Als Kommunikationsberater will ich wissen, wie sich Medien verändern. Aus der am 18. März publizierten Studie «The State of the News Media 2013» ziehe ich drei Schlüsse über das Verhalten von Lesern, Werbern und Medien. Die weiteren Details liefert die vorbildliche Website zur Untersuchung.

Wo die Leser hingehen: News digital

Die starke Verbreitung von Tablets und Smartphones führt Leserinnen und Leser hin zu einem verstärkten Newskonsum. Seit 2006 steigt der Online-Konsum von Nachrichten – als einziger «Hoffnungsträger» im Vergleich zum Sinkflug von Fernsehen, Radio und Zeitungen.

Entwicklung des Newskonsums seit 1991: TV, Radio, Zeitungen im Sinkflug, Online steigt an

Mit Tablets werden mehr News gelesen, neue Quellen entdeckt, News ergänzt

Als eigentiche Nachrichten-Verführer entpuppen sich Tablets: Knapp ein Drittel der US-Amerikaner konsumieren mehr News, seit sie die Schlagzeilen mit ihrem Zeigefinger antippen können. Ebenso viele haben seit dem Kauf dieses Geräts neue Newsquellen angezapft, 43 Prozent tragen via Tablet selbst zu News bei.Umschlag klappt.

Wo die Werber hingehen: Zu Google, Facebook, Microsoft

Nun sind aber noch keine Hurra-Rufe aus Zeitungen über den Atlantik zu hören, höchstens leise Seufzer der Hoffnung. Der erste Dämpfer: Gleichzeitig zu jedem Online-Werbedollar, den man neu eingenommen hat, gingen 16 Print-Werbedollar flöten. Der zweite Schreck: Die Leser holen sich die Smarties von den neuen Online-Kiosken. Die New York Times steht als erster klassischer Print-Titel erst auf Platz 12 der Leserbesuche – bei Hitwise. Davor tummeln sich mit CNN und Fox noch zwei klassische TV-Stationen, der Rest heisst Google, Microsoft, Yahoo oder Huffingtonpost.

Liste der 22 Top Newsquellen Online in den USA, 2012

Google, Yahoo, Facebook, Microsoft und AOL holen zwei Drittel der US-Online-Werbung

Diese neuen Mitspieler sonnen sich natürlich auch in der Gunst der Werber: Die Online-Giganten Google, Yahoo, Facebook, Microsoft und AOL dominieren den Markt für Banner und mobile Anzeigen. Google schluckt mit 15.4 Mia USD das schönste Stück des Kuchens.
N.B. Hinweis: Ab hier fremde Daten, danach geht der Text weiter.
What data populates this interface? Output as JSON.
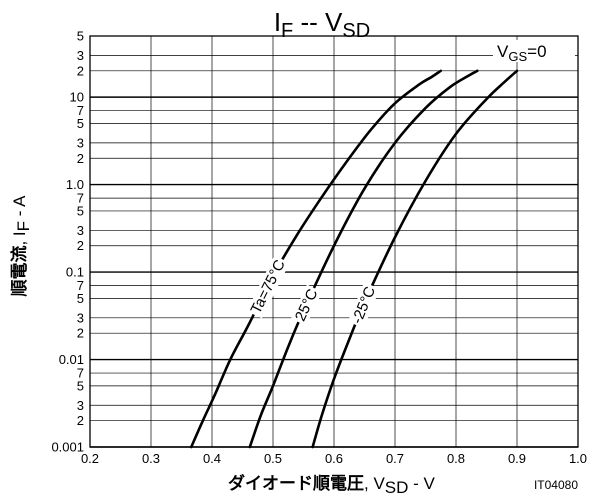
{
  "chart_data": {
    "type": "line",
    "title": {
      "main": "I",
      "main_sub": "F",
      "sep": " -- ",
      "right": "V",
      "right_sub": "SD"
    },
    "x_axis": {
      "label_jp": "ダイオード順電圧",
      "label_sym": ", V",
      "label_sub": "SD",
      "label_unit": " - V",
      "range": [
        0.2,
        1.0
      ],
      "ticks": [
        0.2,
        0.3,
        0.4,
        0.5,
        0.6,
        0.7,
        0.8,
        0.9,
        1.0
      ],
      "tick_labels": [
        "0.2",
        "0.3",
        "0.4",
        "0.5",
        "0.6",
        "0.7",
        "0.8",
        "0.9",
        "1.0"
      ]
    },
    "y_axis": {
      "label_jp": "順電流",
      "label_sym": ", I",
      "label_sub": "F",
      "label_unit": " - A",
      "scale": "log",
      "range": [
        0.001,
        50
      ],
      "tick_labels": [
        {
          "v": 0.001,
          "t": "0.001",
          "major": true
        },
        {
          "v": 0.002,
          "t": "2"
        },
        {
          "v": 0.003,
          "t": "3"
        },
        {
          "v": 0.005,
          "t": "5"
        },
        {
          "v": 0.007,
          "t": "7"
        },
        {
          "v": 0.01,
          "t": "0.01",
          "major": true
        },
        {
          "v": 0.02,
          "t": "2"
        },
        {
          "v": 0.03,
          "t": "3"
        },
        {
          "v": 0.05,
          "t": "5"
        },
        {
          "v": 0.07,
          "t": "7"
        },
        {
          "v": 0.1,
          "t": "0.1",
          "major": true
        },
        {
          "v": 0.2,
          "t": "2"
        },
        {
          "v": 0.3,
          "t": "3"
        },
        {
          "v": 0.5,
          "t": "5"
        },
        {
          "v": 0.7,
          "t": "7"
        },
        {
          "v": 1,
          "t": "1.0",
          "major": true
        },
        {
          "v": 2,
          "t": "2"
        },
        {
          "v": 3,
          "t": "3"
        },
        {
          "v": 5,
          "t": "5"
        },
        {
          "v": 7,
          "t": "7"
        },
        {
          "v": 10,
          "t": "10",
          "major": true
        },
        {
          "v": 20,
          "t": "2"
        },
        {
          "v": 30,
          "t": "3"
        },
        {
          "v": 50,
          "t": "5"
        }
      ]
    },
    "grid": true,
    "annotation": {
      "main": "V",
      "sub": "GS",
      "rest": "=0"
    },
    "figure_code": "IT04080",
    "series": [
      {
        "name": "Ta=75°C",
        "x": [
          0.366,
          0.385,
          0.405,
          0.43,
          0.46,
          0.5,
          0.54,
          0.58,
          0.62,
          0.66,
          0.7,
          0.74,
          0.76,
          0.775
        ],
        "y": [
          0.001,
          0.002,
          0.004,
          0.01,
          0.025,
          0.09,
          0.27,
          0.72,
          1.8,
          4.2,
          8.5,
          14,
          17,
          20
        ]
      },
      {
        "name": "25°C",
        "x": [
          0.462,
          0.48,
          0.5,
          0.525,
          0.55,
          0.6,
          0.65,
          0.7,
          0.75,
          0.79,
          0.82,
          0.835
        ],
        "y": [
          0.001,
          0.0023,
          0.005,
          0.014,
          0.036,
          0.2,
          0.9,
          3.0,
          7.5,
          13,
          17.5,
          20
        ]
      },
      {
        "name": "-25°C",
        "x": [
          0.565,
          0.58,
          0.6,
          0.625,
          0.65,
          0.7,
          0.75,
          0.8,
          0.85,
          0.88,
          0.9
        ],
        "y": [
          0.001,
          0.0023,
          0.006,
          0.017,
          0.045,
          0.25,
          1.1,
          3.8,
          9.5,
          15,
          20
        ]
      }
    ]
  }
}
Wo die Medien hingehen: Ein Drittel mit Paywall

Zeitungsverleger dürfen jetzt die Augen schliessen: Die schmerzhafteste Grafik illustriert den steten Rückgang der Werbe-Einnahmen und die stagnierenden Einnahmen aus dem Verkauf von Papier oder Online-Zugang.

Entwicklung der Werbe- und Abo-Einnahmen amerikanischer Zeitungen

Leider sind für 2012 keine Verkaufseinnahmen verfügbar. Aber es war das Jahr des Durchbruchs für die Zahlschranke: Ein Drittel der US-Tageszeitungen lässt die Leser mittlerweile für Online-Inhalte bezahlen. Dabei setzen die meisten auf die drei Elemente Paywall, freien Zugang zu einer limitierten Anzahl von Artikeln, Gratiszugang für Print-Abonnenten. Dieser soll Printkunden bei der Stange halten. Seltsam, aber fürs Anlocken der teuren Druckinserate gedacht: Bei der Los Angeles Times ist das rein digitale Abo sogar teurer als das Sonntags-Print-Abo mit Digital-Zugang.

Zum Schluss ein Lichtblick, geliefert von Leuchtturm New York Times: Dieses Weltblatt schaffte es 2012 zum erstenmal, mehr über Abos einzunehmen als über Werbung.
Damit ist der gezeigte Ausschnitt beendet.